Here's example HTML for a TR I'm dealing with:
<tr class="event"><th class="date first" scope="row"><abbr class="eventdate" title="Thursday, February 01, 2011" >02/01</abbr><span class="eventtime" ><abbr class="dtstart" title="2012-02-01T19:00:00" >7:00 PM</abbr><abbr class="dtend" title="2012-02-01T21:00:00" >9:00 PM</abbr></span></th><td class="opponent summary"><ul><li class="first">@ <a class="team" href="/high-schools/ridge-wolves/basketball-winter-11-12/schedule.htm" >Ridge </a> <span class="game-note">*</span></li><li class="location" title="Details: Ridge High School">Details: Ridge High School</li><li class="last"><a class="" href="/local/stats/pregame.aspx?contestid=4255-4c6c-906d&ssid=381d-49f5-9f6d" >Preview Game</a></li></ul></td><td class="result last"><a class="pregame" href="/local/stats/pregame.aspx?contestid=4255-4c6c-906d&ssid=381d-49f5-9f6d">Preview</a></td></tr>
I tried copying the $tr before the first find and replacing it before the second, but that didn't work.
How can I search during each $tr for certain variables?
FYI, beyond .eventdate and .dtstart, I also want the .opponent, href under the a
for the opponent and the a
anchor text.
如果你对这篇内容有疑问,欢迎到本站社区发帖提问 参与讨论,获取更多帮助,或者扫码二维码加入 Web 技术交流群。

绑定邮箱获取回复消息
由于您还没有绑定你的真实邮箱,如果其他用户或者作者回复了您的评论,将不能在第一时间通知您!
发布评论
评论(3)
出于性能原因,QueryPath 在内部维护其状态(与 jQuery 不同)。所以
branch()
是正确的选择。不过,作为对建议解决方案的修改,我建议通过这样做来最大限度地减少 find() 调用的数量:
最后,任何时候您执行“破坏性”操作(例如
find()
) ,您始终可以使用end()
返回上一步。所以上面也可以这样完成:这是一个非常非常小的性能改进,但我更喜欢
branch()
方法,除非我正在处理大于 1M 的文档。在 QueryPath 3.x 中,它具有大量新的性能增强功能,我正在考虑使用 jQuery 方式为每个函数创建一个新对象。不幸的是,这个方法会使用更多的内存,所以我可能不会保留它。虽然
branch()
需要一些时间来学习,但它确实有其优点。QueryPath maintains its state internally (unlike jQuery) for performance reasons. So
branch()
is the way to go.As a modification to the proposed solution, though, I would suggest minimizing the number of find() calls by doing this:
Finally, any time you do a "destructive" action (like a
find()
), you can always go back one step usingend()

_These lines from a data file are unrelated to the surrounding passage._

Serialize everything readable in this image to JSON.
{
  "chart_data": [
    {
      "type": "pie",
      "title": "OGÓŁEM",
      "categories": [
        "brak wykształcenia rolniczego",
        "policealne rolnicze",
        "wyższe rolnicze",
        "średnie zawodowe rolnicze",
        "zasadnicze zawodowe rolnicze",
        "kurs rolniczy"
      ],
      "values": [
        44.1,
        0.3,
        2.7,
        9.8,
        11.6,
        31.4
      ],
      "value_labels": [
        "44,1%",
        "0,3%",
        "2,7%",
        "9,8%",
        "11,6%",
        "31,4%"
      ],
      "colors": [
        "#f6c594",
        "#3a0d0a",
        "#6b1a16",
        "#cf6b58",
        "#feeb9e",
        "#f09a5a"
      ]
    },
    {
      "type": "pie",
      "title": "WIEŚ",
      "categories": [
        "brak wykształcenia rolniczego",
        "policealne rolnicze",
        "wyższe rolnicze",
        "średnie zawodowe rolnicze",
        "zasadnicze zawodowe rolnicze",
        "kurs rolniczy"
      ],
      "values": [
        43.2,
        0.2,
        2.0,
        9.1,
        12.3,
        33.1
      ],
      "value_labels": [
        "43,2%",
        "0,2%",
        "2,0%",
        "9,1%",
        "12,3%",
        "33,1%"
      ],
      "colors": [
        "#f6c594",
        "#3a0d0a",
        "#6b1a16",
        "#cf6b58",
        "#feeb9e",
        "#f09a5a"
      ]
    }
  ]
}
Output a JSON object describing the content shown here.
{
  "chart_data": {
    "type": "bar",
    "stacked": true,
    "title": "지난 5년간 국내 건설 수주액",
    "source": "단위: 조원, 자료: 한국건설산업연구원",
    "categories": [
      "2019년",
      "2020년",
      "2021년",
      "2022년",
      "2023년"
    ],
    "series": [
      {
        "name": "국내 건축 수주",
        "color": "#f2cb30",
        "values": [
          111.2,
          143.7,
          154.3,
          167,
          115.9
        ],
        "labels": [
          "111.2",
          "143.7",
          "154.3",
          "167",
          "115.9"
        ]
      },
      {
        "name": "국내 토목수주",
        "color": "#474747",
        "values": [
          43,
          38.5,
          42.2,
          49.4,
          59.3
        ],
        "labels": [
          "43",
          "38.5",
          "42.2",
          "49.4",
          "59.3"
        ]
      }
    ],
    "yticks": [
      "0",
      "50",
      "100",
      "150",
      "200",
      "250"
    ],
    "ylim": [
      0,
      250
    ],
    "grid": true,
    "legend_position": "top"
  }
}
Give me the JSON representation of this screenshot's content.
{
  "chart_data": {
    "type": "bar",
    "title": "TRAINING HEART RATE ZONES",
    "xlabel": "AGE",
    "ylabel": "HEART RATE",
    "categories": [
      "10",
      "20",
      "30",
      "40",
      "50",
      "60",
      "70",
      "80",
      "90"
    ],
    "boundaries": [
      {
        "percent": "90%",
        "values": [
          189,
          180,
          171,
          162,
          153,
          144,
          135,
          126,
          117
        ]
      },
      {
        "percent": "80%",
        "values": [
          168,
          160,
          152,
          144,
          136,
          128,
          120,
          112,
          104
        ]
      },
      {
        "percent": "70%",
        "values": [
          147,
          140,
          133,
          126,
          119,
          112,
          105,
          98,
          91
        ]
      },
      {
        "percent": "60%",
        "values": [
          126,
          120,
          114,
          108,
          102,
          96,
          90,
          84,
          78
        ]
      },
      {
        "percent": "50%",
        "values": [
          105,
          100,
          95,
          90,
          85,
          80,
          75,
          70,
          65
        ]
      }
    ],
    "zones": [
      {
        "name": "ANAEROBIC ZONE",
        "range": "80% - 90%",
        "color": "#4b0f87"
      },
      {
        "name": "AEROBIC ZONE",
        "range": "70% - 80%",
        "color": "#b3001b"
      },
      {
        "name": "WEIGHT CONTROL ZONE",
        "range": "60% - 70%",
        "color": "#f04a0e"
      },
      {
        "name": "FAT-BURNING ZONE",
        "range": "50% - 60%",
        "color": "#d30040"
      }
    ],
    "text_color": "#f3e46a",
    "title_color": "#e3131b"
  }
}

. So the above could also be done like this:This is a VERY VERY minor performance improvement, but I prefer the
branch()
method unless I'm working with documents larger than 1M.In QueryPath 3.x, which has a whole bunch of new performance enhancements, I am toying with the idea of going with the jQuery way of creating a new object for each function. Unfortunately, this method will use a LOT more memory, so I may not keep it. While
branch()
takes a little while to learn, it does have its advantages.我自己刚刚学习 QueryPath,但我认为你应该对行对象进行分支。否则,
$tr->find('.eventdate')
会将您带到该行中包含的abbr
元素,以及后面的每个find()< /code> 将尝试查找
abbr
下面的元素,导致没有匹配项。branch()
(参见文档)创建一个副本QueryPath 对象的原始对象(在本例中为$tr
)保持不变。所以你的代码是:
我不知道这是否是实现你想要的目标的首选方法,但它似乎有效。
I'm just learning QueryPath myself, but I think you should branch the row object. Otherwise the
$tr->find('.eventdate')
will take you to theabbr
element contained in the row, and each followingfind()
will try to find elements beneath theabbr
, resulting in no matches.branch()
(see documentation) creates a copy of the QueryPath object, leaving the original object (in this case$tr
) intact.So your code would be:
I don't know if this is the preferred way to achieve what you want, but it seems to work.
是的,你是对的,我今天实际上遇到了这个问题,在 jquery 中,你只需查询、查询、查询、查询没有问题,但是 QueryPath 如果你查询,它会更改对象的内部“状态”,因此如果你尝试第二次查询,它适用于当前状态。
因此,如果您想查询文档中的多个“单独”位置,则必须在
$q = qp("something.html);
之前进行分支
$a = $q->branch()->find("tr");
$b = $q->branch()->find("a");
这似乎适用于我的代码,所以我想它也适用于你的代码。
yeah you are right, I actually had this problem today, in jquery, you just query, query, query, query no problems, however QueryPath if you query, it changes the internal "state" of the object so if you attempt a second query, it's applied against the current state.
so if you want to query multiple "separate" locations in the document, you have to branch before
$q = qp("something.html);
$a = $q->branch()->find("tr");
$b = $q->branch()->find("a");
that seems to work in my code, so I suppose it will work in yours.